In its order of dismissal, the PCR court found that counsel was deficient (he should have objected to the inadmissible hearsay), but that Thompson was not prejudiced by his substandard performance because the properly admitted evidence overwhelmingly established Thompson’s guilt.

 

Since its recent opinion in Smalls v. State, Op. No. 27764 (S.C. Sup.

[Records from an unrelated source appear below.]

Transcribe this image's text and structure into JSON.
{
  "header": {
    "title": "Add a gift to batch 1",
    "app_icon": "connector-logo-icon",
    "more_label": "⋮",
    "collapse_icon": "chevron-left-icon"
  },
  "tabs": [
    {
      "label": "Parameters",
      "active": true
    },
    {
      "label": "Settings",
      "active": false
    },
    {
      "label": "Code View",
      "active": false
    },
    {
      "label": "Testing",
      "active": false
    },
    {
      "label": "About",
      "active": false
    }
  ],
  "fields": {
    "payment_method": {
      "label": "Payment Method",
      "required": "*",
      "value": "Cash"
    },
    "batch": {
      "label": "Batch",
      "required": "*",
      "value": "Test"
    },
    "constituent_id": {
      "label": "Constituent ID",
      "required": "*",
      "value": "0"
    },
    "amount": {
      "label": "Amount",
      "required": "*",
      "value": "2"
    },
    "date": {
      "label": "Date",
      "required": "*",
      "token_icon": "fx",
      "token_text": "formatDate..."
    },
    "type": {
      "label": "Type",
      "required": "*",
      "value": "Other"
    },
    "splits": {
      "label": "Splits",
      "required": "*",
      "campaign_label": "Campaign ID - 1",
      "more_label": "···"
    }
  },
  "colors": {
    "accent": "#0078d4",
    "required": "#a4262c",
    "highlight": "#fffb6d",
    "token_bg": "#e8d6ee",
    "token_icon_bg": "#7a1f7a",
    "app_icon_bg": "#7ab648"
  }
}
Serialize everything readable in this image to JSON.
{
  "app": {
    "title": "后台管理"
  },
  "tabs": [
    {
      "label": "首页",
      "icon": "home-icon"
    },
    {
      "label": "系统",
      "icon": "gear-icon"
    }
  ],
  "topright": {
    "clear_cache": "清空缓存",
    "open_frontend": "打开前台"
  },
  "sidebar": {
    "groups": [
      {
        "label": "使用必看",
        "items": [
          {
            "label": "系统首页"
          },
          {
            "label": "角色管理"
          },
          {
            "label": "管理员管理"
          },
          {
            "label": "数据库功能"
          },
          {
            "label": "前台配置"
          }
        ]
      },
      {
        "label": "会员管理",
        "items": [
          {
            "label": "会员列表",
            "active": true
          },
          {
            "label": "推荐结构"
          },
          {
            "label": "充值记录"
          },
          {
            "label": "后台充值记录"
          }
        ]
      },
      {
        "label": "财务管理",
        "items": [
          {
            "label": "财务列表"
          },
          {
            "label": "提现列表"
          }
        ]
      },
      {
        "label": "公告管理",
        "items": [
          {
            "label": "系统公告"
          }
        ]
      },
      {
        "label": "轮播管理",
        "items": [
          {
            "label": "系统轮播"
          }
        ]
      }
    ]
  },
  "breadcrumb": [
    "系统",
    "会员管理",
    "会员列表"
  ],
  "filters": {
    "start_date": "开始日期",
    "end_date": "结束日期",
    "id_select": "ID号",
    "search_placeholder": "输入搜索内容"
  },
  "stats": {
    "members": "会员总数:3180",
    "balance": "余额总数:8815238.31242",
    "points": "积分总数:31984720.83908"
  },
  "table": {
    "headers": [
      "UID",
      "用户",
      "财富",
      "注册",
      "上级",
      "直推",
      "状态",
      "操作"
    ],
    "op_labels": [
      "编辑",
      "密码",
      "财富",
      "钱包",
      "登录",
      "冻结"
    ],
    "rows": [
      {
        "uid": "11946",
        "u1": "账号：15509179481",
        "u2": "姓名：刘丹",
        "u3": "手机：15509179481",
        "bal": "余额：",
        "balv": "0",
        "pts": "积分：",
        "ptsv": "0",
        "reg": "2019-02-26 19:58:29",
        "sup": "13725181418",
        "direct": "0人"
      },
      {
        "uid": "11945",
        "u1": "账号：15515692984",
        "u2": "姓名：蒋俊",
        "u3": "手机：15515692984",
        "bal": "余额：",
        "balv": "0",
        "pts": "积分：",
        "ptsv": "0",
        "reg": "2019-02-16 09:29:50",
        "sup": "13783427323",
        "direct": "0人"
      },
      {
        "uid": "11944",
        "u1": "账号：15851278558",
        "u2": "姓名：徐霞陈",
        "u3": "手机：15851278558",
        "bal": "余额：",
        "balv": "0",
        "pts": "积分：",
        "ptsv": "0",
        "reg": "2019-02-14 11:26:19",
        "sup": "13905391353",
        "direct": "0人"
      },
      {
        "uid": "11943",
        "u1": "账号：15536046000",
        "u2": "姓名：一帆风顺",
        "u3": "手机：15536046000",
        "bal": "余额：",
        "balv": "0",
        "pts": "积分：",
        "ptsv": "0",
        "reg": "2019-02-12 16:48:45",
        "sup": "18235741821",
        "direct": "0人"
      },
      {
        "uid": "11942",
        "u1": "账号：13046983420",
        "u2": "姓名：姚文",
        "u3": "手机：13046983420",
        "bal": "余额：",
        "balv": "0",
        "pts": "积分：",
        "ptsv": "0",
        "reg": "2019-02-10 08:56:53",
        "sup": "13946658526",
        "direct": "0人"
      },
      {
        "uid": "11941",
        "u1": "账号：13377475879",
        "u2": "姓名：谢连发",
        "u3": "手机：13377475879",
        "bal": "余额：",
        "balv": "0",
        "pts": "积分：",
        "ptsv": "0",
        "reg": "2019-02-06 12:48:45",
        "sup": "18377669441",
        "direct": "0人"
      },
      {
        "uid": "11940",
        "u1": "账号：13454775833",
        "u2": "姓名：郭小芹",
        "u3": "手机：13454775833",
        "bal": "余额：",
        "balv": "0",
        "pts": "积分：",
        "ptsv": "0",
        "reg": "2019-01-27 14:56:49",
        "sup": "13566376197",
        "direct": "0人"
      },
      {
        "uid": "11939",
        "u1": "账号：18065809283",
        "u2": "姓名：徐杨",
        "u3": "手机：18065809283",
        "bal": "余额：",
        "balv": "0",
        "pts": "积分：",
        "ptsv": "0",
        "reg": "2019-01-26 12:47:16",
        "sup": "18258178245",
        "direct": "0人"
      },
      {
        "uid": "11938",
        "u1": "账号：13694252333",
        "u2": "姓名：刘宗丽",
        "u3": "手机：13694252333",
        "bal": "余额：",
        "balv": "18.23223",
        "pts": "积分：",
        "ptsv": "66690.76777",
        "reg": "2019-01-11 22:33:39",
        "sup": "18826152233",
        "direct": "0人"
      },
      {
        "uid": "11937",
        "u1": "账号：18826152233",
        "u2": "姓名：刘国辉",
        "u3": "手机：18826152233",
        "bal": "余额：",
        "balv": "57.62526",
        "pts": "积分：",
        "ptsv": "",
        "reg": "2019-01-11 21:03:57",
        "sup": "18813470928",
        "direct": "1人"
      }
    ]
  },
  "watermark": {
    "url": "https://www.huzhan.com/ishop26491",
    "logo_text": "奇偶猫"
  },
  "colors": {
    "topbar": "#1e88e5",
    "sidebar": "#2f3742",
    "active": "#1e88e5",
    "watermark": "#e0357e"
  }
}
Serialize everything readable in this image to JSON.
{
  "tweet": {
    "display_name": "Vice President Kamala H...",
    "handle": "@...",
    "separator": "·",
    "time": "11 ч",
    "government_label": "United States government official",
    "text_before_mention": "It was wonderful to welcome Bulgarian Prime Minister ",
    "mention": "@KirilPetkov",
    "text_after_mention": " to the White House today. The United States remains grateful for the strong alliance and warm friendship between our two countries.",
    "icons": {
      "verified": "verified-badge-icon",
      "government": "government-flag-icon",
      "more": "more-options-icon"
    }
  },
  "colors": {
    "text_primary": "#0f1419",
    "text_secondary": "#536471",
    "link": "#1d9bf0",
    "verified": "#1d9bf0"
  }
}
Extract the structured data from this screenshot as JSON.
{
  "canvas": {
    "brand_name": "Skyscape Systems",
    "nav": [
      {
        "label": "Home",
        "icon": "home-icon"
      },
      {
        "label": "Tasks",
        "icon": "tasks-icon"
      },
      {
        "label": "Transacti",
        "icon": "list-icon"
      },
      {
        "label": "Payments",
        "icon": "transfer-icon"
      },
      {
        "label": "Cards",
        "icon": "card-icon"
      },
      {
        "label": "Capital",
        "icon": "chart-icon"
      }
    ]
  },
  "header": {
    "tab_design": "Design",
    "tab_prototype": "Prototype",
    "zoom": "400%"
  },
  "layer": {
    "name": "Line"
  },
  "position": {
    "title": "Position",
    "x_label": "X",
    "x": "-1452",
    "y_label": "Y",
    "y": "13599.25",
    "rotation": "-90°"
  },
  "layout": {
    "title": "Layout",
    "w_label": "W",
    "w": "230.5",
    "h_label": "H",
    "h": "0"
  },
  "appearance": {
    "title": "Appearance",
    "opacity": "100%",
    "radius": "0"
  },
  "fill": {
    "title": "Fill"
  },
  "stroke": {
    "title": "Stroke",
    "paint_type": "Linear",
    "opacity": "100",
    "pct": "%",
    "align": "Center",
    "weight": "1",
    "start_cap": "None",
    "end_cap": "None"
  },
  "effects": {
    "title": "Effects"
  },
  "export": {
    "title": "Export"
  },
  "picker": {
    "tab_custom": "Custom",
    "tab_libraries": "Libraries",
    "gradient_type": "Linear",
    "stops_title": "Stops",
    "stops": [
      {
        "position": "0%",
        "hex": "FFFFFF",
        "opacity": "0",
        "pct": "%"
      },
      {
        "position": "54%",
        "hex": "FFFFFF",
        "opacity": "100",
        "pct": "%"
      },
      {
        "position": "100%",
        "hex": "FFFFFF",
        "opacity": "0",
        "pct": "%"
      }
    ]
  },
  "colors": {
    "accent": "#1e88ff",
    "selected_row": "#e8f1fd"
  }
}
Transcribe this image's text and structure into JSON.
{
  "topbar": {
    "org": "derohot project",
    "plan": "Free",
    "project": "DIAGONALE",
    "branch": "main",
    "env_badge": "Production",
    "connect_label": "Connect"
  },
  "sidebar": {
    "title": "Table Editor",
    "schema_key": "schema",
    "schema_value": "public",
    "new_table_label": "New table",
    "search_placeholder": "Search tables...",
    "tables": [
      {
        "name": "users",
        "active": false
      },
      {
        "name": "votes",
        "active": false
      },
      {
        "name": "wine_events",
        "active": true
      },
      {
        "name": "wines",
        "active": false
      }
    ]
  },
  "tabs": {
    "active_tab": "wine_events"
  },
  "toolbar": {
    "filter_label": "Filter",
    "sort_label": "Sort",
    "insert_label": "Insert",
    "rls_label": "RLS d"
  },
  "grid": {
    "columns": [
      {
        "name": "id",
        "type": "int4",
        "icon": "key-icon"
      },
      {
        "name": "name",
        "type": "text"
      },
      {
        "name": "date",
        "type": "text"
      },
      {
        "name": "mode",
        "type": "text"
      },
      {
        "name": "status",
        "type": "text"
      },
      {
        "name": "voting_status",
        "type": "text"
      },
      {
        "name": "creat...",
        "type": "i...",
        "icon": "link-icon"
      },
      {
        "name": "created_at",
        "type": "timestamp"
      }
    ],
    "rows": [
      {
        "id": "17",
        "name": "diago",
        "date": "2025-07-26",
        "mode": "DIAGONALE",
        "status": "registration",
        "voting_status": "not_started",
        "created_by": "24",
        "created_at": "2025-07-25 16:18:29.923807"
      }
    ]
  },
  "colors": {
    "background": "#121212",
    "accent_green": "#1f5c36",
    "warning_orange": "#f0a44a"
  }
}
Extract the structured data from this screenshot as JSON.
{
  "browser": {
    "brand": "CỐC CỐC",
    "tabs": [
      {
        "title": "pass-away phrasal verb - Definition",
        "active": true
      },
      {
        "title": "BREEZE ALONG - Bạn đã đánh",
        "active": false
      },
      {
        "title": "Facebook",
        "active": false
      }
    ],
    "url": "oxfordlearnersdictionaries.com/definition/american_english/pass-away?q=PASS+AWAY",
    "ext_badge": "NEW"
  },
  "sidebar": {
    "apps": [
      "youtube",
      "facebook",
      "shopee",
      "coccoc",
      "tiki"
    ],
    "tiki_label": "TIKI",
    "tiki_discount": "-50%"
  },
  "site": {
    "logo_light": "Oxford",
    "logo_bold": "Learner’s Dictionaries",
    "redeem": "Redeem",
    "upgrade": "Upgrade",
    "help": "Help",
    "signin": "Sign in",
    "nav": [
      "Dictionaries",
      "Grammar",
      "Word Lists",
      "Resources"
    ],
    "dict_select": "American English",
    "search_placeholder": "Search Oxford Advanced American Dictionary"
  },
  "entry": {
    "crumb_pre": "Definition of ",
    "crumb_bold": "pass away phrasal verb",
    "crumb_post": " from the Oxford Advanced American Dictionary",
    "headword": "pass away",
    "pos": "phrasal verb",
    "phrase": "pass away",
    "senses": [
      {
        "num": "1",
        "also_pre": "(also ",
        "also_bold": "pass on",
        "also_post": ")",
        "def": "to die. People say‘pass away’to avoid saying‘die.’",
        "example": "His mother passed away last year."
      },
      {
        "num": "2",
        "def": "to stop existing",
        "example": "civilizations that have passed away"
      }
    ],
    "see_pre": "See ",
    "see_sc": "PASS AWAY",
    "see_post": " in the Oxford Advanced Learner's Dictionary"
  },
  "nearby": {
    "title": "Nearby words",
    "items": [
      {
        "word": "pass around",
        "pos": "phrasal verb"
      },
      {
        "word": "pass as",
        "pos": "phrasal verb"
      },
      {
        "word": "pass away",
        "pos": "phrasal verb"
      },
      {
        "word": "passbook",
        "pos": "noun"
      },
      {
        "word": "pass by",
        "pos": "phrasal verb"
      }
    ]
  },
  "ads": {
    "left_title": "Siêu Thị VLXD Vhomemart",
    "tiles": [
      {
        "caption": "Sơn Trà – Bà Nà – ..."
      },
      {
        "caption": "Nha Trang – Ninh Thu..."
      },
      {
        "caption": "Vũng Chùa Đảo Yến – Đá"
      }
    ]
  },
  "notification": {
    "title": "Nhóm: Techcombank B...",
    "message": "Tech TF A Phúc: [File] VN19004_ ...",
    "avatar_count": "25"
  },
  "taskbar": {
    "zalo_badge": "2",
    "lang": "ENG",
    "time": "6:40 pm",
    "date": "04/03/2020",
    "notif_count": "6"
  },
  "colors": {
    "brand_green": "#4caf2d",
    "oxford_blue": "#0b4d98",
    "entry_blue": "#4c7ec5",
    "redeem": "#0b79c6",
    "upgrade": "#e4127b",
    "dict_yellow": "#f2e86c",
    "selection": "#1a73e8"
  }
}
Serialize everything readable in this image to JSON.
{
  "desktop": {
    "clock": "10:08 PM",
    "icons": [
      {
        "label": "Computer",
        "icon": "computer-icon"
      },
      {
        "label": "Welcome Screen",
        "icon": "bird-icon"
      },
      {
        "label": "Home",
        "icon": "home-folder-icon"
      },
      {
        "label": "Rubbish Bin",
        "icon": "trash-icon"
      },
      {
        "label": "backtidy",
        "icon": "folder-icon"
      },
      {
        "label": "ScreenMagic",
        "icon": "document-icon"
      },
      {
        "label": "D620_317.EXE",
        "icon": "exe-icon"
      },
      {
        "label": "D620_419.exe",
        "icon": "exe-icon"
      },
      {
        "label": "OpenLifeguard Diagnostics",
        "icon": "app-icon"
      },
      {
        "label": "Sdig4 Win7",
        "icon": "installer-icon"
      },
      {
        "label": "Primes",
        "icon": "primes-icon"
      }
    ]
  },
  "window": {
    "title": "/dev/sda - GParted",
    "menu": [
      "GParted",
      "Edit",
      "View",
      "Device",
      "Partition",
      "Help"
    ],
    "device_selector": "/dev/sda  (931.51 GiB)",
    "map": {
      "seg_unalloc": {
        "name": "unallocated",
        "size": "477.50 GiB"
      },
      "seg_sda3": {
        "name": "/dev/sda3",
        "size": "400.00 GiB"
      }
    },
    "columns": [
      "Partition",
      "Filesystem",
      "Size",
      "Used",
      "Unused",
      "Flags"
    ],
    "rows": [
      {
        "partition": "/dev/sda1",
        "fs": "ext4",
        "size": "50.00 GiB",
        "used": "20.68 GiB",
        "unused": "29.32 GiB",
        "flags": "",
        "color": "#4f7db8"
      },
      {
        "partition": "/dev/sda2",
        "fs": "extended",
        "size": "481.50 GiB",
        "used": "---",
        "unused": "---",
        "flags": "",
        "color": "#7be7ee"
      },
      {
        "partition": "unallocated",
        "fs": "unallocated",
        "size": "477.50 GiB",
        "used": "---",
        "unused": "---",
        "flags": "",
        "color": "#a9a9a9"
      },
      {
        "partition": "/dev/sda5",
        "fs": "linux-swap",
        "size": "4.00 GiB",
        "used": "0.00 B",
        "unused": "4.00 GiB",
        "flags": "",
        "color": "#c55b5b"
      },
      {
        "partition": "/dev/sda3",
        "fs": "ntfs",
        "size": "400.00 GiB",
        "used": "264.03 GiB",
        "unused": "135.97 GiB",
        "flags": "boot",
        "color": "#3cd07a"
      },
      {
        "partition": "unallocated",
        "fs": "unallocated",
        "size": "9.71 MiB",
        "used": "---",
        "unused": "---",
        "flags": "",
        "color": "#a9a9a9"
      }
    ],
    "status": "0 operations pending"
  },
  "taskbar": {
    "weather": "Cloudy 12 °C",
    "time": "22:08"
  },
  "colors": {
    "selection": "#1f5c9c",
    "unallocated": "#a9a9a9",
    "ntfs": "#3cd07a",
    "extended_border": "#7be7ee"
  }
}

Ct. filed Feb. 7, 2018), the Court is looking anew at the prejudice analysis to be used in these cases.  The Court, now, will be addressing the question of “overwhelming evidence” in a PCR setting by balancing the individual impact of trial counsel’s error(s) against the strength of properly admitted evidence of a PCR applicant’s guilt.  As the Court explains in this opinion, the PCR court and the reviewing court must consider the strength of the State’s case apart from the inadmissible evidence to which trial counsel deficiently failed to object.

 

So here, the PCR court relied on 4 basic factors– 1) the physical evidence, 2) victim’s credible testimony that provided details of the offense, 3) mother’s credible testimony, and 4) the lack of contradictory evidence.  The Court found that the physical evidence only supports a finding that the victim was abused, not that Thompson was the abuser.  As to the victim’s and mother’s trial testimonies, the Court found that it did not need to defer to those findings since the PCR judge was not in any better position to read a cold transcript than the Supreme Court. When PCR judge’s make credibility determinations regarding witnesses they actually perceive, the Court will defer to their judgments. The Court noted a significant issue in the victim’s testimony that showed there was at least a basis to call her credibility into question. And then, as to the lack of contradictory evidence, the Court notes the PCR judge’s reliance on that factor is burden-shifting since the onus is always on the State to prove the elements of a crime beyond a reasonable doubt.  The Court concluded that, as a whole, the properly admitted evidence of guilt was not strong enough to overcome trial counsel’s failure to object to the inadmissible evidence of the DSS caseworker and expert. The Court also found the detective’s testimony to constitute improper bolstering. Under the facts of this case, Thompson was prejudiced by his trial counsel’s ineffectiveness.

 

Again, I think this case signals that PCR judges are going to have to conduct deeper analyses of issues that are raised in their courts, or the South Carolina Supreme Court will reverse the judgments.